Troufleau était debout, près d'elle, en professeur de sciences physiques et naturelles.
—Mais, mon pauvre ami, vous ne pouvez seulement pas marcher, sous vos oripeaux! C'est beaucoup trop long pour vous.
Il s'était pourtant donné beaucoup de peine à draper la robe avec des épingles de nourrice. Il alla philosophiquement quitter son costume et reparut en redingote.
Une voiture parut. Des badauds audacieux s'avançaient de chaque côté du cheval, une lanterne à la main, pour voir les costumes. Le cheval se cabra; il faillit y avoir une bagarre. Un juron fut lancé de l'intérieur de la voiture, puis un cri de femme. On reconnut M. le marquis de La Musaraigne, qui conduisait lui même. Il avait un petit chapeau mou, mais le cou engoncé dans une fraise à la Henri IV. Dans le court moment de l'arrêt, on avait perçu un bruit de fer. Le marquis portait-il une armure?
Petite-maman avait ouvert la fenêtre. Dès lors elle ne se contint plus; elle dit à son mari:
—Sortons! Allons voir!
Et elle fit sauter son bandeau.
—Il fait nuit noire, ajouta-t-elle; personne ne nous apercevra.
Mon père ne voulut pas la contrarier. Le docteur fit porter son carton dans sa voiture et commanda à son groom d'aller l'attendre sur la route, près de l'entrée du parc des Plancoulaine.
—Nous vous conduirons jusque-là.
Nous nous faufilions dans la foule, qui, au carrefour, était compacte. Nous ne vîmes pas le nez d'une des personnes travesties, car, informées de cette curiosité, elles avaient dû gagner le pont par les petites rues; mais, au pont, elles ne pouvaient échapper.
—Allons au pont!
Des gens qui nous reconnaissaient, invariablement mettaient la main sur la bouche et chuchotaient. Quelqu'un, sur la place, lança tout haut, quand nous fûmes passés:
—Il y en a qui bisquent de ne pas en être!
Une autre voix jeta à notre adresse:
—C'est fier comme Artaban! Ça aime mieux vivre dans son trou comme des ours…
—Voilà à quoi on s'expose! dit mon père.
—Oh! mais, je ne suis pas embarrassée. Si tu veux que je leur réponde?…
Nous pressâmes le pas. Sur le pont nous vîmes les voitures. Il en passa dix, quinze, vingt; on en compta trente-quatre. Il y avait des calèches, des omnibus, des cabriolets, des breaks fermés par des rideaux. La lumière des lanternes éclairait le flanc des chevaux, mais aveuglait nos yeux. On reconnaissait les équipages; on ne distingua pas trois figures.
Mon père voulait rentrer; mais nous conduisîmes le docteur jusqu'à sa voiture, c'est-à-dire fort loin, hors du faubourg, derrière une des clôtures du parc Plancoulaine.
Là, en pleine nuit, entre deux noyers, Troufleau endossa son costume à la lueur d'une lanterne; puis il monta dans son cabriolet pour pénétrer dans le parc. Il ne voulait pas non plus arriver le dernier; il tenait surtout à ne pas être remarqué.

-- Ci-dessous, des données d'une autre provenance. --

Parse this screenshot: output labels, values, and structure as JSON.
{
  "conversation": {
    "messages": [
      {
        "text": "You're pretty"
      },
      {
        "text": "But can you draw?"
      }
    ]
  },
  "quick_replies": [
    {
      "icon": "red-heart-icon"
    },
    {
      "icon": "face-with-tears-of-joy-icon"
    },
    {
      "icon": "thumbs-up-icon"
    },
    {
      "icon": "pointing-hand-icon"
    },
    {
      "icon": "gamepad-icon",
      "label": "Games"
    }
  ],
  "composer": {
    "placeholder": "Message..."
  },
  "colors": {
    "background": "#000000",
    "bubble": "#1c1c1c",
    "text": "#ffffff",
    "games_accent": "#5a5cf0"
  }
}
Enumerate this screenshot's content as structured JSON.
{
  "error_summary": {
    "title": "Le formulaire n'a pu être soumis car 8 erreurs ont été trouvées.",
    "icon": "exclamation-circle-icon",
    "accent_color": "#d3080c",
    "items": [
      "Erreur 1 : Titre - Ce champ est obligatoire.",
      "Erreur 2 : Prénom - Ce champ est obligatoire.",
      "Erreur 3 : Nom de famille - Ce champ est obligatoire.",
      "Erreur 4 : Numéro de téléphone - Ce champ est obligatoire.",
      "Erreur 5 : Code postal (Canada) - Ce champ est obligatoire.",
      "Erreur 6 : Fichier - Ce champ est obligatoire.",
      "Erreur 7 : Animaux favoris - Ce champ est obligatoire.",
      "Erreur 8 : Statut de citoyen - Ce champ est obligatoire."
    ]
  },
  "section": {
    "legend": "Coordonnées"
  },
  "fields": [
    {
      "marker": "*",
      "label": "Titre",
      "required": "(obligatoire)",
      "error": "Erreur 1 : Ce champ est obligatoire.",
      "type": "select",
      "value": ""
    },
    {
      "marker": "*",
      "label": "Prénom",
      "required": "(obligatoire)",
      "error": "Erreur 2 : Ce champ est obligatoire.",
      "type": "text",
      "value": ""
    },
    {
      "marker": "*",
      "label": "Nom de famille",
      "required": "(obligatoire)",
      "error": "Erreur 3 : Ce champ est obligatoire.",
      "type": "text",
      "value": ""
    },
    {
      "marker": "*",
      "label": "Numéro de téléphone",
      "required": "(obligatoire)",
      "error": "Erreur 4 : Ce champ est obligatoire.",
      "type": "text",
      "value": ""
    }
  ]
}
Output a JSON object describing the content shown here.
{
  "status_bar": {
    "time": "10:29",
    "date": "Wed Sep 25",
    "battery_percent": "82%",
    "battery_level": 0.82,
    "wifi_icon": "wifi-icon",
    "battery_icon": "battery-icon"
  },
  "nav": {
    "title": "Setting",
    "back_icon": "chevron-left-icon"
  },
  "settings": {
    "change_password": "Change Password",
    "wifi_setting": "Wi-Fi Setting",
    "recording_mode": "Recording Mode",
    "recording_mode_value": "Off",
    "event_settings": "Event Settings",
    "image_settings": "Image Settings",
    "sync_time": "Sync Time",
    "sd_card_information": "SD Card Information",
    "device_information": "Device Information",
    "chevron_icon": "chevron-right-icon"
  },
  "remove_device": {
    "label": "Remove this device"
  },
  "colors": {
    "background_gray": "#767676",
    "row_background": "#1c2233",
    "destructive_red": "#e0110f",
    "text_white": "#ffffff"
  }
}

—Allez donc! fit petite-maman, puisque vous êtes si pressé.
Nous vîmes le cabriolet se dissoudre dans l'ombre, d'abord. A l'entrée du parc, un fanal brillait, accroché à un poteau blanc. Le cabriolet reparut, puis nous fut caché brusquement. Nous étions seuls sur la route. Petite-maman escalada le talus du fossé.
—Je suis sûre qu'on voit de là, disait-elle.
En effet, entre deux massifs d'arbres dénudés par l'hiver, on comptait quatre baies lumineuses. D'un peu plus haut, on eût vu le mouvement dans les salons. Mais la maison était à deux cents mètres de nous; le bruit nous parvenait à peine. Nous restâmes là dix minutes. Les voitures n'arrivaient plus. Mon père tremblait que quelqu'un nous reconnût. Autour de nous c'était le silence de la campagne. Tout à coup, comme un coup de vent, la musique nous secoua: on attaquait une valse.
Petite-maman dit elle-même:
—Allons-nous-en! allons-nous-en!
C'était un cruel moment pour une jeune femme.